Correva l'anno 2007. L'allora presidente del Consiglio Romano Prodi e il ministro algerino dell'Energia Chakib Khelil firmarono ad Alghero un patto per portare il metano in Sardegna attraverso un gasdotto che avrebbe dovuto attraversare il Mediterraneo. Si parlò di due anni per completare l'opera, annunciando in modo trionfalistico che nel 2009 i sardi avrebbero avuto il metano. Nel frattempo partirono i progetti per realizzare le reti di bacino.

Sono passati dodici anni da quella firma e dieci dal momento in cui il gas algerino sarebbe dovuto arrivare nell'Isola e oggi ancora si discute se fare o no la dorsale per il gas da un capo all'altro della Sardegna alimentando le reti locali. Nel frattempo, il mondo è cambiato. Il gas algerino non è più conveniente, oggi centinaia di navi viaggiano sui mari trasportando il metano da vendere al miglior offerente (che spesso comunque spunta prezzi molto vantaggiosi) e alimentando i depositi costieri, come quelli che stanno nascendo a Cagliari e Oristano. Il progetto Galsi, dunque, passati dieci anni, è tramontato. Oggi sarebbe antieconomico. Morale: non si può più attendere vent'anni per la realizzazione di un'opera, perché il mondo cambia molto velocemente grazie alla ricerca e alla tecnologia che esplorano strade mai percorse e assicurano nuove possibilità. Ecco perché l'Isola si ritrova oggi al 234° posto in Europa su 268 regioni. C'è stato, come si sa, un periodo in cui la Sardegna è uscita dal cosiddetto Obiettivo 1, nel quale rientrano le regioni più disagiate che necessitano dunque di maggiori fondi comunitari.

Ma c'è rientrata in fretta a causa di alcuni limiti allo sviluppo che valgono più di molte tasse: la burocrazia, la scarsa dotazione infrastrutturale, peraltro connesse tra loro, la condizione d'insularità non riconosciuta e la bassa istruzione.

Il caso del Galsi e del metano è emblematico. Se la burocrazia rallenta le opere si arriva al controsenso che quando entrano in funzione sono ormai desuete. Un rischio che corriamo anche oggi: la dorsale serve sicuramente ai sardi perché metterebbe in moto, con nuovi cantieri, anche un'economia che oggi langue, come sostengono giustamente i sindacati. Tutto questo se si farà in tempi brevi, perché se entrerà in funzione nel 2030 oppure oltre, magari la ricerca scientifica avrà già sperimentato e messo in campo nuovi sistemi energetici che renderanno il metano superato. Tanto più che anche l'elettrodotto potrebbe essere realizzato in tempi non brevissimi, costringendo l'Isola a vivere in condizioni di difficoltà. Una riflessione da fare e che peraltro in campagna elettorale è stata espressa in qualche modo anche dall'attuale governatore Christian Solinas, che nutriva dubbi sulla dorsale.

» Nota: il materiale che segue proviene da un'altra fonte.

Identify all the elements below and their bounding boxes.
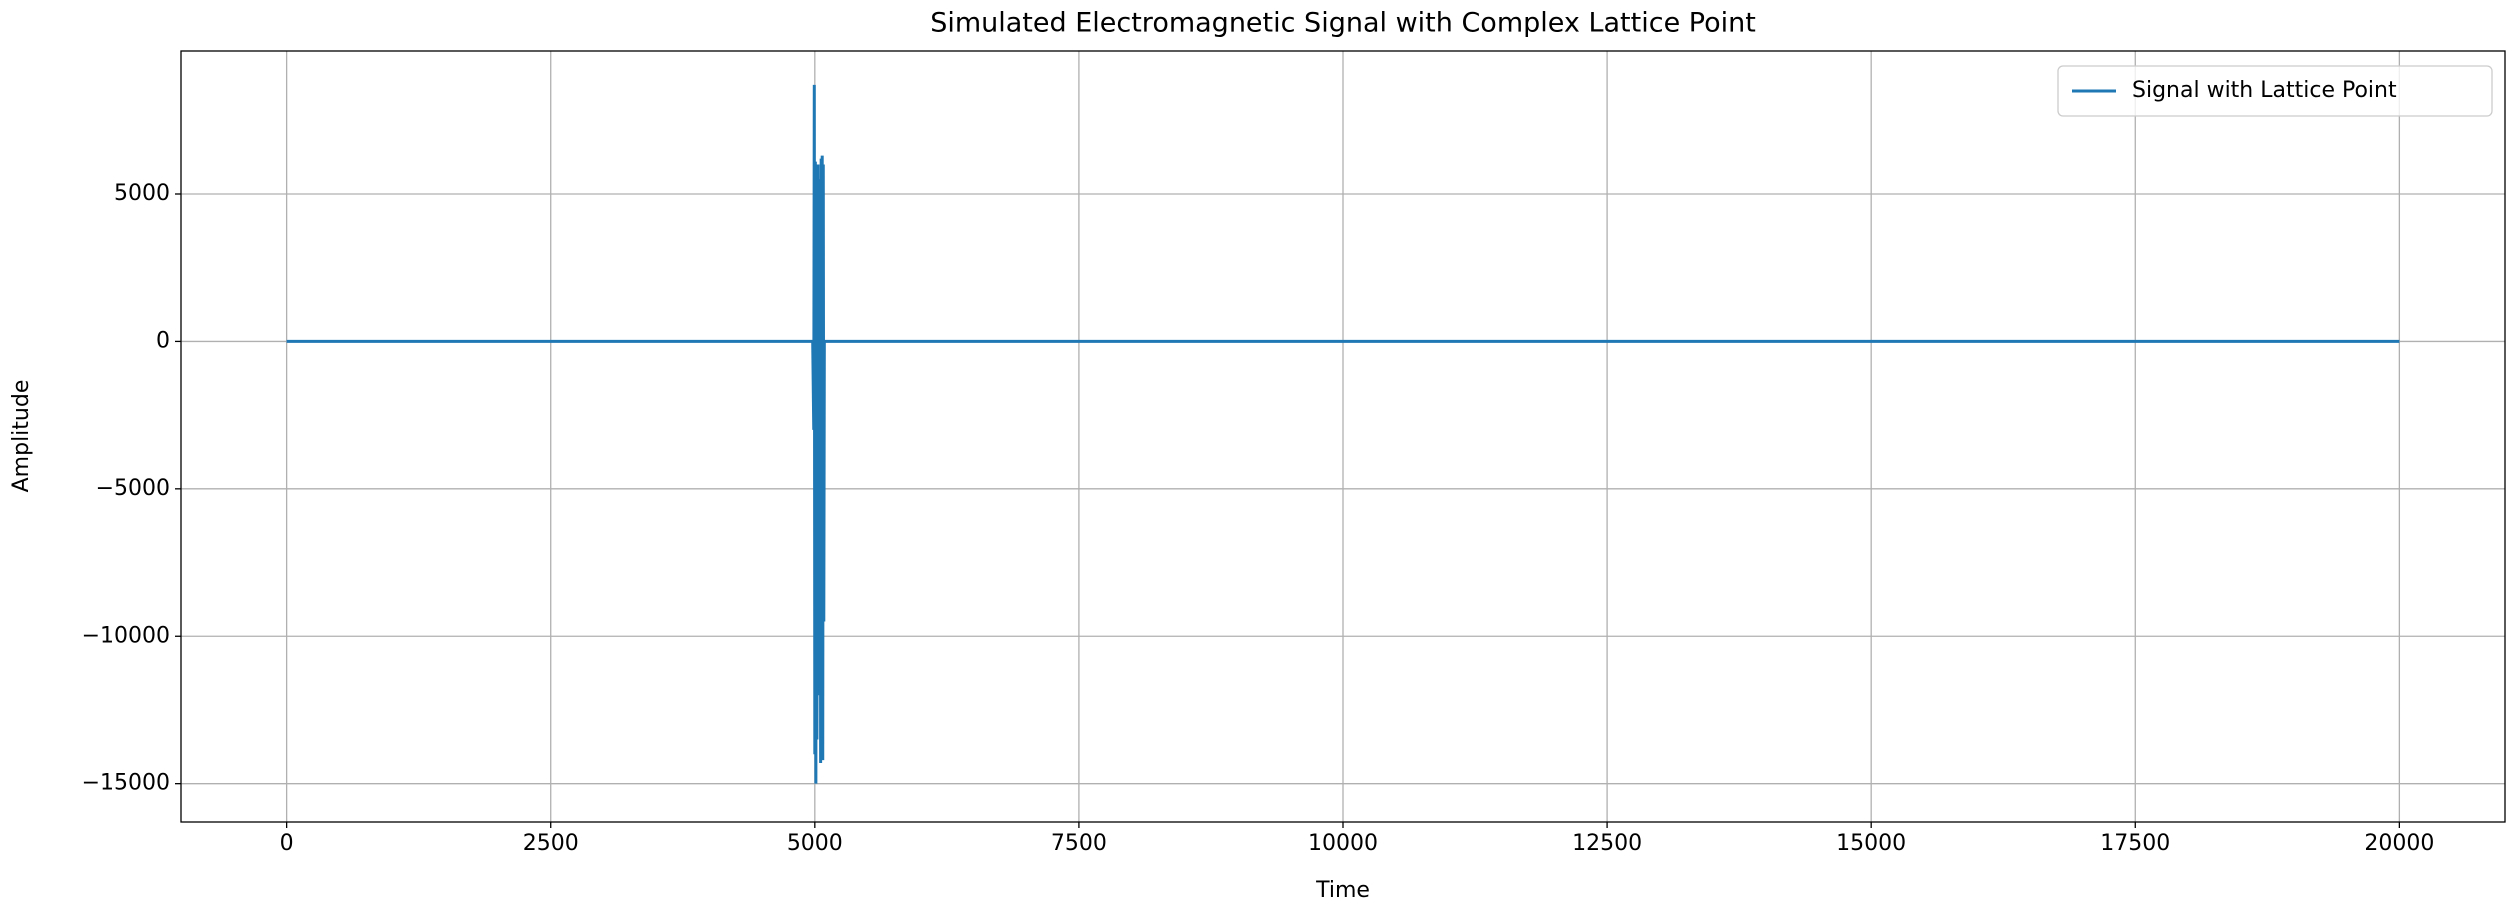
x-tick-label: 7500 bbox=[1051, 831, 1107, 856]
x-tick-label: 15000 bbox=[1836, 831, 1906, 856]
y-tick-label: −15000 bbox=[82, 771, 170, 796]
chart-title: Simulated Electromagnetic Signal with Co… bbox=[930, 8, 1756, 39]
x-tick-label: 0 bbox=[280, 831, 294, 856]
plot-frame bbox=[180, 50, 2506, 823]
x-tick-label: 17500 bbox=[2100, 831, 2170, 856]
y-tick-label: 0 bbox=[156, 328, 170, 353]
x-tick-label: 20000 bbox=[2364, 831, 2434, 856]
y-tick-label: −5000 bbox=[96, 476, 170, 501]
y-tick-label: −10000 bbox=[82, 623, 170, 648]
y-axis-label: Amplitude bbox=[9, 380, 34, 493]
x-tick-label: 2500 bbox=[523, 831, 579, 856]
x-tick-label: 10000 bbox=[1308, 831, 1378, 856]
x-tick-label: 12500 bbox=[1572, 831, 1642, 856]
y-tick-label: 5000 bbox=[114, 181, 170, 206]
x-axis-label: Time bbox=[1315, 878, 1370, 903]
legend-box bbox=[2057, 65, 2493, 117]
x-tick-label: 5000 bbox=[787, 831, 843, 856]
legend-label: Signal with Lattice Point bbox=[2132, 78, 2397, 103]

Nel calderone delle infrastrutture vanno aggiunte anche le opere che riguardano la mobilità dei sardi: porti, aeroporti, strade, ferrovie. Se per andare da Cagliari a Sassari con i mezzi pubblici ci si mette di più che ad arrivare da Milano a Londra qualche interrogativo ce lo dobbiamo porre. Tanto più che se prendiamo l'auto per andare da Alghero a Olbia rimaniamo incastrati nei cantieri stradali poco dopo Ardara. E se per le difficoltà di mobilità che esistono nell'Isola, i medici non vanno a lavorare nell'ospedale di Lanusei, qualche soluzione bisogna trovarla. Certo, i dati sanitari sono soddisfacenti, la nostra aspettativa di vita è uno dei pochi parametri positivi nella classifica della Commissione Ue, ma il fatto che l'Isola diventi una regione di pensionati, sia pur longevi, non garantisce per il futuro. Così come se gli insegnanti di sostegno, ma non solo, scarseggiano nelle scuole sarde (in alcune le lezioni sono partite tardi proprio per mancanza di docenti), il risultato è che avremo meno diplomati, meno laureati e la crescita resterà ferma. Il Crenos negli anni scorsi suggeriva di mettere in campo risorse per assumere più insegnanti. Se verrà fatto tra dieci o quindici anni insieme alla dorsale per il metano, potrebbe non essere più utile.